Никогда не надо раскладывать людей по полочкам их партийной или даже идеологической принадлежности – в самых дурных партиях с самыми дурными идеологиями могут встретиться добрые люди. А каким был индивидуальный путь каждого такого человека в эту партию, смотрящие со стороны знать не могут.
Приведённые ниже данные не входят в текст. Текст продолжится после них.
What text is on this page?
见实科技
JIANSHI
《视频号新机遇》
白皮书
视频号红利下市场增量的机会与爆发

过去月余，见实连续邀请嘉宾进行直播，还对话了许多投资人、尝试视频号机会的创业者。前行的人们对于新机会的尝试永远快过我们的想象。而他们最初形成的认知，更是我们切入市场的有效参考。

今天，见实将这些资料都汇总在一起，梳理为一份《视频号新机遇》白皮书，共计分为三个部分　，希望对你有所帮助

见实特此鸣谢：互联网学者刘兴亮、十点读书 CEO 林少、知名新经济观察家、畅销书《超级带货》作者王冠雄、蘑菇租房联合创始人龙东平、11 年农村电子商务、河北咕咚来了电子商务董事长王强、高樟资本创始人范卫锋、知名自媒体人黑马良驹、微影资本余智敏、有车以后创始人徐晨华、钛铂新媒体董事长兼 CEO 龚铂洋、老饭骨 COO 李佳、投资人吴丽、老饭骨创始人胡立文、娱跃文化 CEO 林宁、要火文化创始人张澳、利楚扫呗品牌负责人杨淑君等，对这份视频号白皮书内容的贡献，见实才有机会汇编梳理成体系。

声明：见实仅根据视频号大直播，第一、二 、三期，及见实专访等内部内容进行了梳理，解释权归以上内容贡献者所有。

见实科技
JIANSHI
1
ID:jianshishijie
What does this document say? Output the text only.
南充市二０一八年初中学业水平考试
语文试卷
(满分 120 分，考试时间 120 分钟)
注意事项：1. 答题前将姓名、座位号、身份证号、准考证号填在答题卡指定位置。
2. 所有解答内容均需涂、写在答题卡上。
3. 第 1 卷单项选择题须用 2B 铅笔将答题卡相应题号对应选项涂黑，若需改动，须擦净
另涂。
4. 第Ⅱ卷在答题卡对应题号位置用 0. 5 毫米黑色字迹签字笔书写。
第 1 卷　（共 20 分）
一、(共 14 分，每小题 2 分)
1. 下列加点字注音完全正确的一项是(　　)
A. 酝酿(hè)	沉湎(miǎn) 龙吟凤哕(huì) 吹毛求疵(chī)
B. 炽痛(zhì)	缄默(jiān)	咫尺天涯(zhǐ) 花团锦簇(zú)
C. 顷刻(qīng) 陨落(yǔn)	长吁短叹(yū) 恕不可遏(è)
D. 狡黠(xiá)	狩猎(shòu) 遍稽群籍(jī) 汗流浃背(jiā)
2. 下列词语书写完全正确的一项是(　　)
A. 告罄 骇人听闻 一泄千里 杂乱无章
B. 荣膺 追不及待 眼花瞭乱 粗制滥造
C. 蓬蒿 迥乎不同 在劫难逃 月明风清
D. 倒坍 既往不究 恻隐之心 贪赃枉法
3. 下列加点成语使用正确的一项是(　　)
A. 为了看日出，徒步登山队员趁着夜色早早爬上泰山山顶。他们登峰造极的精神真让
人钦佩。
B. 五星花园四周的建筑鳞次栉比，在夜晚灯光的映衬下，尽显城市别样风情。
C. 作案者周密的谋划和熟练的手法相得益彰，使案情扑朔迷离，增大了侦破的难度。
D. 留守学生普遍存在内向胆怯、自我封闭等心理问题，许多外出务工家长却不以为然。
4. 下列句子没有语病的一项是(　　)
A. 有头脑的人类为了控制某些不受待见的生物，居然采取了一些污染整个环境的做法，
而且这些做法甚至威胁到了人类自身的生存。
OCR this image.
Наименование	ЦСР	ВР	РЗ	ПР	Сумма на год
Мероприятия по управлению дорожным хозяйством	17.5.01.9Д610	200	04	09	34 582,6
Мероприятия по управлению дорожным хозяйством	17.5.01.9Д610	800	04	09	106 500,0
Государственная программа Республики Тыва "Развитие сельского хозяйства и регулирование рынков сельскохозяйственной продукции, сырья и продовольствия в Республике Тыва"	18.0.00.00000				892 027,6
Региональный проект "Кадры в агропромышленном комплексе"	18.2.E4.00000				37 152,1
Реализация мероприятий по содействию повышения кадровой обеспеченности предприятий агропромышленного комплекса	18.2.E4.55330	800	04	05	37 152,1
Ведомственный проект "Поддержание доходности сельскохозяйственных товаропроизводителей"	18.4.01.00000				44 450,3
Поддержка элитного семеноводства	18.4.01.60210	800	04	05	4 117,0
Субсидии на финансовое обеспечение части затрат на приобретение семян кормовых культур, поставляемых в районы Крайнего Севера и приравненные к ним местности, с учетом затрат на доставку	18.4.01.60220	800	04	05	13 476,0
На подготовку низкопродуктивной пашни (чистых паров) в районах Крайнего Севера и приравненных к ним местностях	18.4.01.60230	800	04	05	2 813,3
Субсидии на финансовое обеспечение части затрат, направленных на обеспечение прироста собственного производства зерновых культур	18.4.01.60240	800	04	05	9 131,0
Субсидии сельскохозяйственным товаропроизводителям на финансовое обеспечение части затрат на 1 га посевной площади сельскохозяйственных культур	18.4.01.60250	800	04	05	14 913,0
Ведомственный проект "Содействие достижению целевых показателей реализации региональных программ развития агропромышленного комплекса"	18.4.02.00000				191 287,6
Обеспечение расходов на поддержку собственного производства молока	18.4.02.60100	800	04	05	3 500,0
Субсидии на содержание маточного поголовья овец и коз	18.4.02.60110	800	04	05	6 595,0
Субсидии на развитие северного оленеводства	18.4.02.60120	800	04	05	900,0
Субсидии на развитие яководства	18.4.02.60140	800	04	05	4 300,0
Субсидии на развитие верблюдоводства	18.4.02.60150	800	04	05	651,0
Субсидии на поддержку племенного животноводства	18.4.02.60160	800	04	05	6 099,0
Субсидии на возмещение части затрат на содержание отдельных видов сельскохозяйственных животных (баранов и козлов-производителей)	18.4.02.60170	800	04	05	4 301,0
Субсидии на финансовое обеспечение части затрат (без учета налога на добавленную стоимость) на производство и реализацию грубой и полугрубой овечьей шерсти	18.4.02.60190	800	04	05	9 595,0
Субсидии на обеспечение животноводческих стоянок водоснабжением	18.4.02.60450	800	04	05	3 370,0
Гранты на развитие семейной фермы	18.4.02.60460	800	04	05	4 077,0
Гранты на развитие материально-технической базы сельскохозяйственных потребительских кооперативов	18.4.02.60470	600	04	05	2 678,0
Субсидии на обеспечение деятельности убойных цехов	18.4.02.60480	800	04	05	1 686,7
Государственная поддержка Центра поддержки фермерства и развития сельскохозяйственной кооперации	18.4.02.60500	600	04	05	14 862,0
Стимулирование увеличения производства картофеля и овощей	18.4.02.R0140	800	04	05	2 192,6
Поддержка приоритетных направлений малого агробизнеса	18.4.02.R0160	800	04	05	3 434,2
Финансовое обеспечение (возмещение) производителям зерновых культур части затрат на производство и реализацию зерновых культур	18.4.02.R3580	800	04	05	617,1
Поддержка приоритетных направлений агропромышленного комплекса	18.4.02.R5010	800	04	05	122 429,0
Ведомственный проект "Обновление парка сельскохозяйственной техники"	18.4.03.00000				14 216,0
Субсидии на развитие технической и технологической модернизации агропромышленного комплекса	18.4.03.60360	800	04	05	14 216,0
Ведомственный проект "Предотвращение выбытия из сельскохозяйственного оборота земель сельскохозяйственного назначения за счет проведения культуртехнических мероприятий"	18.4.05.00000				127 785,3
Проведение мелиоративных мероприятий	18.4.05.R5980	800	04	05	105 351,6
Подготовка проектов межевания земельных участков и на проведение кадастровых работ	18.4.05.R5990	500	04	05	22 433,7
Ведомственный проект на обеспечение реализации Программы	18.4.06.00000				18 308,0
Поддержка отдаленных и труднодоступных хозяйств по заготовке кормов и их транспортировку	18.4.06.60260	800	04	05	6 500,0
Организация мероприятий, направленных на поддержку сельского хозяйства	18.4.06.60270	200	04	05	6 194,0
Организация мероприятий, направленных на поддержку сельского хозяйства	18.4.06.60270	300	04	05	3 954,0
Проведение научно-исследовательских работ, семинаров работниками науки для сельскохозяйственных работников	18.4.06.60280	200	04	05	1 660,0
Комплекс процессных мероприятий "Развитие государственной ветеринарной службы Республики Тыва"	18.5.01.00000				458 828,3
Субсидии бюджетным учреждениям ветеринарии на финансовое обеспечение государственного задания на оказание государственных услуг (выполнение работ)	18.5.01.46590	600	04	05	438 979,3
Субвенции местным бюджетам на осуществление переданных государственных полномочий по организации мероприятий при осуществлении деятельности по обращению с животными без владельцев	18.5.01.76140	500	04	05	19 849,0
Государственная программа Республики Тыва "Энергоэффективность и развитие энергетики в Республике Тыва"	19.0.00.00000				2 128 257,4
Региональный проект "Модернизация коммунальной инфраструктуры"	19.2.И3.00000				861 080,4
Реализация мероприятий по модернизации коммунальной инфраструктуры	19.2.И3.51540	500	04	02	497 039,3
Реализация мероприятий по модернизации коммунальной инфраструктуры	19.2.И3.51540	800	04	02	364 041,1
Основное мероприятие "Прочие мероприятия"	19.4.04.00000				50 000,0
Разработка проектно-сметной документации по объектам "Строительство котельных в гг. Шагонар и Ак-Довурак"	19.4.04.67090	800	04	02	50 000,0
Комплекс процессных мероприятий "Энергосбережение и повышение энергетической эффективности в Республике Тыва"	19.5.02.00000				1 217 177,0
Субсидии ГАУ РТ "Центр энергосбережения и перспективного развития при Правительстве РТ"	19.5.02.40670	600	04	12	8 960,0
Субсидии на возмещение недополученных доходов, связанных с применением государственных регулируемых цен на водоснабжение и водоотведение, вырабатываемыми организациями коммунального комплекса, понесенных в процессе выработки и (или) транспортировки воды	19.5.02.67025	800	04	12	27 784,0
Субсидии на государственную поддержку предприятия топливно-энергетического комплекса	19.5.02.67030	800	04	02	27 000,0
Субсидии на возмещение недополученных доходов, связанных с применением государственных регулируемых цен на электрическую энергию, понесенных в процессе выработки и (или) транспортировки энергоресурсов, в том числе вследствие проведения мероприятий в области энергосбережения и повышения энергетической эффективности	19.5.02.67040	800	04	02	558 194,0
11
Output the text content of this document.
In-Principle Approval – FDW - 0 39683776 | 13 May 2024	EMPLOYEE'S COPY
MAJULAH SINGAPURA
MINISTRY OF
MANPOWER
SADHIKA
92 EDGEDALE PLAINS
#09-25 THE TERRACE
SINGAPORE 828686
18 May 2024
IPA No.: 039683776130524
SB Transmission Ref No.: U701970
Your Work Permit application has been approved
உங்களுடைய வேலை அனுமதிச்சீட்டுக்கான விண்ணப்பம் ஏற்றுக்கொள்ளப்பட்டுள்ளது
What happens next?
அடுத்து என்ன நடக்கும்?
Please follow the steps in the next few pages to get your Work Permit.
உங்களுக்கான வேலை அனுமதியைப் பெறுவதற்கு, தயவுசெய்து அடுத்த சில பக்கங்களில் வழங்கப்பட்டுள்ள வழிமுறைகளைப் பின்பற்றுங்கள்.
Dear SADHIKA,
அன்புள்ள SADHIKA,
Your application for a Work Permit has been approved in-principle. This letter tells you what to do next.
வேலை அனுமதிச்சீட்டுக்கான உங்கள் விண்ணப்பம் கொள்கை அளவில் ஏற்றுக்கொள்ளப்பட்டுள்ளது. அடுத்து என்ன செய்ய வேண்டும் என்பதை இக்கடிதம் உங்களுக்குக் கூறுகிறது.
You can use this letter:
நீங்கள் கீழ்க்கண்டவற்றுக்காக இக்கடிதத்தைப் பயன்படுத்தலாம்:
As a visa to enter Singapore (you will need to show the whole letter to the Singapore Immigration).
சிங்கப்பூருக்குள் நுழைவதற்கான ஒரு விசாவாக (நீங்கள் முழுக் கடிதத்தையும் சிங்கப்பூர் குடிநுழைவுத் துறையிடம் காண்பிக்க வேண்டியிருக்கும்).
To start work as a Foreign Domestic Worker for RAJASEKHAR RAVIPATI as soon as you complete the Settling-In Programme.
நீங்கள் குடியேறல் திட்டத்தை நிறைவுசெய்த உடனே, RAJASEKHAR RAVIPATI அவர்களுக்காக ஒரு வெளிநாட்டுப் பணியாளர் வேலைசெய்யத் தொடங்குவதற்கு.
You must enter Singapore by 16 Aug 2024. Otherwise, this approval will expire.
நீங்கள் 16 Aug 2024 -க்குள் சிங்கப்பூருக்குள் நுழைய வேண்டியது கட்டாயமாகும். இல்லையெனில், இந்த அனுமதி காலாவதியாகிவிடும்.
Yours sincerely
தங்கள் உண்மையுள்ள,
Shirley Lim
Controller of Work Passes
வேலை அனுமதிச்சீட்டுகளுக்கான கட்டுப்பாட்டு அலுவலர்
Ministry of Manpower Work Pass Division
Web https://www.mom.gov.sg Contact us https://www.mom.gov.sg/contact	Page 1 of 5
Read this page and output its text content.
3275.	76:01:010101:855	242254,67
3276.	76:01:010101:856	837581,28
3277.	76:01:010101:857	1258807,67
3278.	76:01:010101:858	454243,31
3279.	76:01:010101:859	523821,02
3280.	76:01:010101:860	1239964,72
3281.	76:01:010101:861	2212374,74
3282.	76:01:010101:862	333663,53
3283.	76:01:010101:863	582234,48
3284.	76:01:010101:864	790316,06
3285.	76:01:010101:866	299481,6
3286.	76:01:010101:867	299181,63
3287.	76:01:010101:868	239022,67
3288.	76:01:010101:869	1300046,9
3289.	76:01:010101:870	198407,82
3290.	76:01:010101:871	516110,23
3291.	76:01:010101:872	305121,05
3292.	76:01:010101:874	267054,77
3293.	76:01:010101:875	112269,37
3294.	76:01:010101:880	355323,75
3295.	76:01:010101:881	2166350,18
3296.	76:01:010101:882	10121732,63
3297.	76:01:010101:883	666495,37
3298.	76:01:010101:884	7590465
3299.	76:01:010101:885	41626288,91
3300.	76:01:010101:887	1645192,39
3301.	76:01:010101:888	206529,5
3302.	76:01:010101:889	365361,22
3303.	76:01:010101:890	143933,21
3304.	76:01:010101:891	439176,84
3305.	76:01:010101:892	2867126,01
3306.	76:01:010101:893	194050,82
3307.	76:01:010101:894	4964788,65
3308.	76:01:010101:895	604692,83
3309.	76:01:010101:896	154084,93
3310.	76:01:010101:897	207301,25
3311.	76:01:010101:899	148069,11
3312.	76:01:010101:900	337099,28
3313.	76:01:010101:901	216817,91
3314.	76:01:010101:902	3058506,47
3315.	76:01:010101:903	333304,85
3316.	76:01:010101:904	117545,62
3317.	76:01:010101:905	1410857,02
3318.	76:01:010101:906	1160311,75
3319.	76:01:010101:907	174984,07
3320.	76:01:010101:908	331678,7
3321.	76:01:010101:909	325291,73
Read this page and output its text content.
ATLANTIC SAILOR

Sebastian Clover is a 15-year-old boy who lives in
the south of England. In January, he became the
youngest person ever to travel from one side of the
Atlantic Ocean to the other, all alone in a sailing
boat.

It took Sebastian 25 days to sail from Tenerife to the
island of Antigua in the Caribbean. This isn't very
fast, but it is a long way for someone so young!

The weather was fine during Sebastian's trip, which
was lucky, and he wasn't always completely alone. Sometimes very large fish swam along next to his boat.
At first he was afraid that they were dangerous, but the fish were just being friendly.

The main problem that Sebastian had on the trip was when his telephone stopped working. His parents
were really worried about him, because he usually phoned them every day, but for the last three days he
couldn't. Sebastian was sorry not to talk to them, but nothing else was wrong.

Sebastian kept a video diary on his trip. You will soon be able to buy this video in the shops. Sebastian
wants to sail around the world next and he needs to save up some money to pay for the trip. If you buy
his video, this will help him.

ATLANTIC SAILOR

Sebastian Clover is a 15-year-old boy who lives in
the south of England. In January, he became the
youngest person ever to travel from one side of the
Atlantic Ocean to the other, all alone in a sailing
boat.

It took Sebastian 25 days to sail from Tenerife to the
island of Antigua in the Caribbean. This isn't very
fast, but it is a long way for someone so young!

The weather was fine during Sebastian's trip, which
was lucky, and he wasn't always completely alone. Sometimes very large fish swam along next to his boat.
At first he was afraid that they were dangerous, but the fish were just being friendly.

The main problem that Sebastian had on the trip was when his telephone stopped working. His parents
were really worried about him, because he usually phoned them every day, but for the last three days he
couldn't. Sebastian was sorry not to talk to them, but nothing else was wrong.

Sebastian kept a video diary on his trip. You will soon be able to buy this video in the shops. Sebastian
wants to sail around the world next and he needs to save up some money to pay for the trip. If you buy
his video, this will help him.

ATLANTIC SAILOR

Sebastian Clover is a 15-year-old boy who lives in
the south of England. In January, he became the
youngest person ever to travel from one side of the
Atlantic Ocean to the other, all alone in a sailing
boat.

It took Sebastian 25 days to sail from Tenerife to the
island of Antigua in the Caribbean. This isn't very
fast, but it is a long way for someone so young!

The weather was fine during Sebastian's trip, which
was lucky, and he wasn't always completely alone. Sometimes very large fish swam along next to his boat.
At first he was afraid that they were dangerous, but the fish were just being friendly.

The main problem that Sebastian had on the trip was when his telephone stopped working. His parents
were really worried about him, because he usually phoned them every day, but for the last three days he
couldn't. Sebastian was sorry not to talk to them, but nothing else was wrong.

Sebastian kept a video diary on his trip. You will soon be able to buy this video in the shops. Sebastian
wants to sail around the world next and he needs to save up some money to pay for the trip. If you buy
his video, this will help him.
Уже через три дня после отъезда моих родителей я погрузилась на пароход, шедший в Готтенхафен, по-польски – Гдыню, порт, расположенный недалеко от Данцига. Нам выдали плавательные жилетки и приказали не снимать их: пароход в любую минуту может наскочить на мину или быть обстрелянным, а мы, если останемся при этом в живых, окажемся в воде. Но спасательная жилетка мешала мне. Я нашла высоко на нарах свободное место и легла спать, но в жилетке было неудобно. Тогда я сняла ее, бросила в угол и спокойно проспала бОльшую часть переезда. В Готтенхафене (Гдыне) наш жалкий багаж выгрузили на набережную, и мы искали пожитки. Свои я нашла быстро, и нас повезли в лагерь для беженцев. Он был переполнен, был неизбежно шумным и грязным. Мне не понравилось. Но там были мои родители, безумно обрадовавшиеся мне. Они рассказали, что на их пароходе были почти одни старики и женщины с детьми или беременные. На «моем» пароходе было уже немного больше молодых. К их пароходу прислали мальчиков, Hitlerjugend, и они перетаскали им вещи. А потом пришли женщины из Национал-социалистского Союза и принесли кофе (конечно, суррогатное) и бутерброды. Все это было хорошо, но из лагеря для беженцев надо было уезжать. Я сказала, что мы уедем назавтра. Отец вздохнул: если б хоть через неделю! Укладываясь спать, я пробормотала: «Завтра мы уедем». На другой день мы, действительно, уехали из этого лагеря. Так начиналась наша жизнь в Германии.